Dorry   Posted: August 25, 2008 4:55 PM
Aren't we concerned with a beer heiress in the White House? That is a lot of influence. I think the beer industry bears some responsible for the root cause of abortion by encouraging immorality in their advertising. Let's look deeper at these issues than we have in the past.

Jonathan Miles   Posted: August 25, 2008 4:03 PM
The previous comment should be removed, not only for mischaracterizing McCain's divorce for which he has publicly repented, but for then referencing the recent, unsubstantiated New York Times report and going beyond it with the claim of "others." This gossip and slander is simply sin.

Leroy   Posted: August 25, 2008 3:58 PM
It's unimaginable to me that fellow evangelicals would consider voting for a known philanderer, who abandoned his disabled and disfigured wife for a rich, trophy wife, several decades his junior, simply because he memorized all the Sunday School answers before showing up at Rick Warren's forum. Do you really believe that the man who as recently as 2000 called leaders within our community "agents of intolerance" really means what he now says when he needs your vote? By contrast Obama is a model husband, father, community leader and advocate of the less fortunate. Please do not revert to the issues of homosexuality and abortion. Republicans like McCain have been promising to amend the constitution etc. to prohibit these twin evils since Nixon seized upon them (as well as race) to divide Southern Democrats and persuade social conservatives to vote against their economic interests. Wake up. You may not agree with Obama on every issue, but he is a man of sincere Christian conviction.

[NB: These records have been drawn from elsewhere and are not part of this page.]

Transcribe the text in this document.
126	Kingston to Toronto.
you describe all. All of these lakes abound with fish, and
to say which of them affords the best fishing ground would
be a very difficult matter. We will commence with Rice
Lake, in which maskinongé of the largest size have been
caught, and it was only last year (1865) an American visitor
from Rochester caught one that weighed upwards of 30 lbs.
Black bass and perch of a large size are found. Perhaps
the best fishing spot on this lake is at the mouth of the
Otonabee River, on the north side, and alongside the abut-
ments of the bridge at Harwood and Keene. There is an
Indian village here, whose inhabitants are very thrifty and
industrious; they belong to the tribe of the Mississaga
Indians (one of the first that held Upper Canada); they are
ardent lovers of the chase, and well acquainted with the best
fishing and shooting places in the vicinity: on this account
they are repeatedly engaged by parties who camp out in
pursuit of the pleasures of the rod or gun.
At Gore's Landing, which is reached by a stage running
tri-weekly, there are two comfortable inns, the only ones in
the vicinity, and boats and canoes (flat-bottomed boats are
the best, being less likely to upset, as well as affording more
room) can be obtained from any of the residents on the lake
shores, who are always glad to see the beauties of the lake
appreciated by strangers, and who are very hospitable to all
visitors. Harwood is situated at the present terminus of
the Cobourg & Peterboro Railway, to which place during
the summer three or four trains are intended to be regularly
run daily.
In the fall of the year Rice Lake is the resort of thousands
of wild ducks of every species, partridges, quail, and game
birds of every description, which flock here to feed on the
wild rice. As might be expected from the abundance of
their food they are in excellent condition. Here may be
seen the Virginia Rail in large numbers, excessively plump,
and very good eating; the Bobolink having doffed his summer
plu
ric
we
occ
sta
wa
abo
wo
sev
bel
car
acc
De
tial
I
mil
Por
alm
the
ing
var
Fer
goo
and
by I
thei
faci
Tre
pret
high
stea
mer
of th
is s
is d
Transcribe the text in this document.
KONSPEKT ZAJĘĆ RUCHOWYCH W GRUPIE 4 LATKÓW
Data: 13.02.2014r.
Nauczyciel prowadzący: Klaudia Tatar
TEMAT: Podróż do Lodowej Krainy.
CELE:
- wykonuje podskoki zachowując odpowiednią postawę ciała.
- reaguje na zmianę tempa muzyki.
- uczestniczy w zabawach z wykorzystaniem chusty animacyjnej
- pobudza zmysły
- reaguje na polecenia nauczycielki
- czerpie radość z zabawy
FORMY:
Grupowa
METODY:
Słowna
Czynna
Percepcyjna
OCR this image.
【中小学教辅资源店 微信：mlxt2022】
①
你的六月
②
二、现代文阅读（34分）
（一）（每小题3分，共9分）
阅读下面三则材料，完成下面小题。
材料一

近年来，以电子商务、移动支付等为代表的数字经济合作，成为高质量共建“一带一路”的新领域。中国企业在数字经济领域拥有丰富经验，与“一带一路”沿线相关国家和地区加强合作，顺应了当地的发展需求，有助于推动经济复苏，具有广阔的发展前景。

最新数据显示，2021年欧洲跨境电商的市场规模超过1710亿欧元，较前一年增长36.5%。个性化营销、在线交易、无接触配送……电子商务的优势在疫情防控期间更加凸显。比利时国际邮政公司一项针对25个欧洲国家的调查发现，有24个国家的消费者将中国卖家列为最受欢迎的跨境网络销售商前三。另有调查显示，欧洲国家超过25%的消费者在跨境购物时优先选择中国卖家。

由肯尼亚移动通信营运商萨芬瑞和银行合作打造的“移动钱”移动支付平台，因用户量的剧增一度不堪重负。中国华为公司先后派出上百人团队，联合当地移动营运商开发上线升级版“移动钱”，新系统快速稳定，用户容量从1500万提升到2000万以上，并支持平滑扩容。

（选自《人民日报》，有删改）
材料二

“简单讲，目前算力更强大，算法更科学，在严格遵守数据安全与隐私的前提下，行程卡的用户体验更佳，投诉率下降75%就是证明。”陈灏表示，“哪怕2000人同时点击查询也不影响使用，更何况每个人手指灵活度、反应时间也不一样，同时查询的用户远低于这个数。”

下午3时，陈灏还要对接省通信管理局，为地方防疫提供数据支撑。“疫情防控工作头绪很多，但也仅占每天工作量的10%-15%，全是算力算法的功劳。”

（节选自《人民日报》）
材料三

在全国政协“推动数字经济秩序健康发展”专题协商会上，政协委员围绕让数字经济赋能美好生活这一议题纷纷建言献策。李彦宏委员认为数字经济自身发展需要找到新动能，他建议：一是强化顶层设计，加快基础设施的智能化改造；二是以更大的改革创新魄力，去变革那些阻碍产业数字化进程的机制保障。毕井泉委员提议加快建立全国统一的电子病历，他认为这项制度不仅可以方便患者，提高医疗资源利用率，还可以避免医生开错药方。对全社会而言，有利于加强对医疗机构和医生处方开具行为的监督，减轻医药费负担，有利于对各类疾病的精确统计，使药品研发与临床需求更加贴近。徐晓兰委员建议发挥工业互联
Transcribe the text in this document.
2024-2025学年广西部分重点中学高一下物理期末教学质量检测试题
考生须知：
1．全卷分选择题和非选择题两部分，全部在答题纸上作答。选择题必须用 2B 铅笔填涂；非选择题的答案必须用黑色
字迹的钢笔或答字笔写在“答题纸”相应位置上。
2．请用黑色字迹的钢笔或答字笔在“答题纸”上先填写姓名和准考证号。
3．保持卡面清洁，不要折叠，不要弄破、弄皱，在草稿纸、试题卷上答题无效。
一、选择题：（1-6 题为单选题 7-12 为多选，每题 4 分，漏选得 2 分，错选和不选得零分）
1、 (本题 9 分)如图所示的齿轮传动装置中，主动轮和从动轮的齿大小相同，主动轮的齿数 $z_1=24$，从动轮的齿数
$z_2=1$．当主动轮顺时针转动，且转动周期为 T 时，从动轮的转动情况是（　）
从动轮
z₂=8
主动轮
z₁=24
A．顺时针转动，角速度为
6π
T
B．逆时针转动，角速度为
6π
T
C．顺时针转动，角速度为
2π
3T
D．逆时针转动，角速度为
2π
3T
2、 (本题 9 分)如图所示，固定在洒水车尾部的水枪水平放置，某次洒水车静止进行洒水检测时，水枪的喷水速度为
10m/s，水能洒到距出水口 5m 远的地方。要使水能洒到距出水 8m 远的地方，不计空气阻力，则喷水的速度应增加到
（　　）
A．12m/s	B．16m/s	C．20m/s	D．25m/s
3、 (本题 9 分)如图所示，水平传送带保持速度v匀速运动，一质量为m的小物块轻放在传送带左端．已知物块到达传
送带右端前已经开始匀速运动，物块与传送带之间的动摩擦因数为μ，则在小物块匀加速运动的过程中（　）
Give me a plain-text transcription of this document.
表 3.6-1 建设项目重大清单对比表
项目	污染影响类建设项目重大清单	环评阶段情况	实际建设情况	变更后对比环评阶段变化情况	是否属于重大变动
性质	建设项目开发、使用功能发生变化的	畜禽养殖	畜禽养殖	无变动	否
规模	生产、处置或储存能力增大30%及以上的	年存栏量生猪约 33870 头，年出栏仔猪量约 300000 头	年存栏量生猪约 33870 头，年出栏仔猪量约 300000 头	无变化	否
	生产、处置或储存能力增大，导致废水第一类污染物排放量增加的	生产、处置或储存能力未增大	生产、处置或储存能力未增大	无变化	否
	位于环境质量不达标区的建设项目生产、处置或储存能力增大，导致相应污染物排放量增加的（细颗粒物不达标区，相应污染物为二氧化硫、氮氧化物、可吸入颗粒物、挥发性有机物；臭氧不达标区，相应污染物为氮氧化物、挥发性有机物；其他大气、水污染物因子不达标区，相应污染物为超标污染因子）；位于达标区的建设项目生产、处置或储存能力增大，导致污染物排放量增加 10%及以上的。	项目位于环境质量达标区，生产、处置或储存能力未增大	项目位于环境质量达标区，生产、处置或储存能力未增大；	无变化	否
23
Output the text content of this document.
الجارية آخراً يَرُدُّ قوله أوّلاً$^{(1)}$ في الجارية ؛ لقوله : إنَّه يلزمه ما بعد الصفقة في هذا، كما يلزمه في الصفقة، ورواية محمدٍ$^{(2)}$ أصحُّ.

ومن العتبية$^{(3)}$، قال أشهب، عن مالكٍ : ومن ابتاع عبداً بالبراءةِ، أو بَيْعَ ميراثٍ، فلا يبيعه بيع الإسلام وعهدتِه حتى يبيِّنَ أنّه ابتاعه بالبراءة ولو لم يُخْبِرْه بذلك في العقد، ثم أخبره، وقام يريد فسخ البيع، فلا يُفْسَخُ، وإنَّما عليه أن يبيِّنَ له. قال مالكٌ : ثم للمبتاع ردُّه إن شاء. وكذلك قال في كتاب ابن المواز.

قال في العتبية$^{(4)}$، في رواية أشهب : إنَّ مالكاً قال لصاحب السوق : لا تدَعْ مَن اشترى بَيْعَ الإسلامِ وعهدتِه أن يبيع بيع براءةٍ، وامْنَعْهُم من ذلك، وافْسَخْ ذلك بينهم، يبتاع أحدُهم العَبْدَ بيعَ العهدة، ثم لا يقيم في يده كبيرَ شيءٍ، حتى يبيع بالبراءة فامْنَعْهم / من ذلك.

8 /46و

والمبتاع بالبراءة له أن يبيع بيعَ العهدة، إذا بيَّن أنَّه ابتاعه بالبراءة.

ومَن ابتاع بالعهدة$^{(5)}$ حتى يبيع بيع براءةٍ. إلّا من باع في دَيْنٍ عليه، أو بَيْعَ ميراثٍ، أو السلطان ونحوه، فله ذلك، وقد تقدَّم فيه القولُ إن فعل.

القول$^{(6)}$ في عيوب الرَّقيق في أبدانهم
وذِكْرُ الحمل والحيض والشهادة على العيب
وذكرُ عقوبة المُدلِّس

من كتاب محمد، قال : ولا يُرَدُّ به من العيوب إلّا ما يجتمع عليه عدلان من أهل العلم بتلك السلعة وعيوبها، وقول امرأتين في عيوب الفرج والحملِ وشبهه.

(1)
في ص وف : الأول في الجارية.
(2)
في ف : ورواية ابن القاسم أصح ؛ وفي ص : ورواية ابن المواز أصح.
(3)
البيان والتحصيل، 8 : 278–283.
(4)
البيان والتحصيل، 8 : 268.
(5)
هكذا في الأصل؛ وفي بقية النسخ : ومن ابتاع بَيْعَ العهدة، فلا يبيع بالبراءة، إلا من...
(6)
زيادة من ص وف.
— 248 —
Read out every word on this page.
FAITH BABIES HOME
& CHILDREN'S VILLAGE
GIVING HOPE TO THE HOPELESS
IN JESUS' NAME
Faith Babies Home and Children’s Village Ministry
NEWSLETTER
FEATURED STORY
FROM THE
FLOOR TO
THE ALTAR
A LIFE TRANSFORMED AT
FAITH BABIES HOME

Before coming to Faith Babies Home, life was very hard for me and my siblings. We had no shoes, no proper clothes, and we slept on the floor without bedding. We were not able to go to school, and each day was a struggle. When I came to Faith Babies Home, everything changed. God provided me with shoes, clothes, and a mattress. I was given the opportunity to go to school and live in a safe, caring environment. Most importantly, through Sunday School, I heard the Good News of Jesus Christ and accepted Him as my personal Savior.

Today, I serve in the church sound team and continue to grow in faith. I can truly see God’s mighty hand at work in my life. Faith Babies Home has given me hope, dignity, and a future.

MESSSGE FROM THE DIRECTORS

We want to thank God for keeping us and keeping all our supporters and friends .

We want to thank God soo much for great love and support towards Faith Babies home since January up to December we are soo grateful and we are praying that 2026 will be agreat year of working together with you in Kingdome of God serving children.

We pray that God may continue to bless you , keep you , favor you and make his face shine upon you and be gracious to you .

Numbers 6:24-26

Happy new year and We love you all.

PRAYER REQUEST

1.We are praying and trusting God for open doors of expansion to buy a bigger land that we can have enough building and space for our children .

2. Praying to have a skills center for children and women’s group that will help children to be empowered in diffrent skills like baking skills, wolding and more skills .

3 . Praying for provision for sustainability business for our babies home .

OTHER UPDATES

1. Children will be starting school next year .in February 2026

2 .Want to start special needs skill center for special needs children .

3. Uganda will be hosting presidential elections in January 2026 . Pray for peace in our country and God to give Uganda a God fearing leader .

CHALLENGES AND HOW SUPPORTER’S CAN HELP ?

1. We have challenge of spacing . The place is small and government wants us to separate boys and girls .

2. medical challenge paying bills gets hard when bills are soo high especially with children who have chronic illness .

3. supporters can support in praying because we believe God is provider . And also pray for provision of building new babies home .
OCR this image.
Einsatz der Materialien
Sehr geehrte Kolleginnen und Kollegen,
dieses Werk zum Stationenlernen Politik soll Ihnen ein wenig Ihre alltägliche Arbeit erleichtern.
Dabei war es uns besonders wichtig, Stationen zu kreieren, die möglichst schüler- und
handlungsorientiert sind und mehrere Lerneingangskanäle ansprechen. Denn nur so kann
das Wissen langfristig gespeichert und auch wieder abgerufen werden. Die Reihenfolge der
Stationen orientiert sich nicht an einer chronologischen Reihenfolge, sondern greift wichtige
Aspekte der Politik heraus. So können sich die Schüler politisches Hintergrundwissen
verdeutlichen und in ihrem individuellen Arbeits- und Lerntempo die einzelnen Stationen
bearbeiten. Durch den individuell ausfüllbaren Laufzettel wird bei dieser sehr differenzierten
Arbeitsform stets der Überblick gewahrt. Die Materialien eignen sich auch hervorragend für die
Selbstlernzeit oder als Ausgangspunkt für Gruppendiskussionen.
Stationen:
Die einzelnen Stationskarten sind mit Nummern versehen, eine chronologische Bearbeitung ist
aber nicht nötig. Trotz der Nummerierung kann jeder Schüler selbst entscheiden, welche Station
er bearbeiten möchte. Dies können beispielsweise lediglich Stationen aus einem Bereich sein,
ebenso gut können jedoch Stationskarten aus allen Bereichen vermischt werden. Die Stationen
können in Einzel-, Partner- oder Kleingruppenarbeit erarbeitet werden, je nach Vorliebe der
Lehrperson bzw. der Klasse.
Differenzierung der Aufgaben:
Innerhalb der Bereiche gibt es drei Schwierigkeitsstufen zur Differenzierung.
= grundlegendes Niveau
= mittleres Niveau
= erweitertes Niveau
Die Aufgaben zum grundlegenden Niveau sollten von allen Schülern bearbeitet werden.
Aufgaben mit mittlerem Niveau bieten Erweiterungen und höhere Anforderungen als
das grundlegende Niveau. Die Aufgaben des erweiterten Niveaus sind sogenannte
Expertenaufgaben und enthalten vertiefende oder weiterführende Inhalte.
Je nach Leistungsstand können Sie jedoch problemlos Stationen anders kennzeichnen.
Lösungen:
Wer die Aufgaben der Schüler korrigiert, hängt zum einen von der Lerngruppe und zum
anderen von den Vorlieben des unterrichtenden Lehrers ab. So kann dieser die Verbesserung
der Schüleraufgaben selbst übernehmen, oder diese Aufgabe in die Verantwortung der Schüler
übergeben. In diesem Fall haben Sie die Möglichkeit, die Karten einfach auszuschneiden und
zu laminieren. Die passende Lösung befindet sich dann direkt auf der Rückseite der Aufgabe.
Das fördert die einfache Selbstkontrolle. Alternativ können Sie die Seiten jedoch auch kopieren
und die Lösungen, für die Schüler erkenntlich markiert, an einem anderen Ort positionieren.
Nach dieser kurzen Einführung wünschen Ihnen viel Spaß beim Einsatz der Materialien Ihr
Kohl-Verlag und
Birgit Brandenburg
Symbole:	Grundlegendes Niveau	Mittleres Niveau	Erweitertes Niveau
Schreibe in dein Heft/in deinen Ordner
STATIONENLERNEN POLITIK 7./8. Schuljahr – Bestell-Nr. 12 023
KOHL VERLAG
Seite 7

EricR11   Posted: August 25, 2008 3:17 PM
I find it very very hard to regard McCain as a "family" man, especially given the well-documented details of leaving his ailing and hospitalized older first wife for his younger and prettier second even before there was a legal divorce agreement, something for which the Reagans never forgave him. More recent news reports indicate he might be at it again with a Washington lobbyist among others, something which doesn't necessarily even sit well with a good budget conscience, let alone a value of family.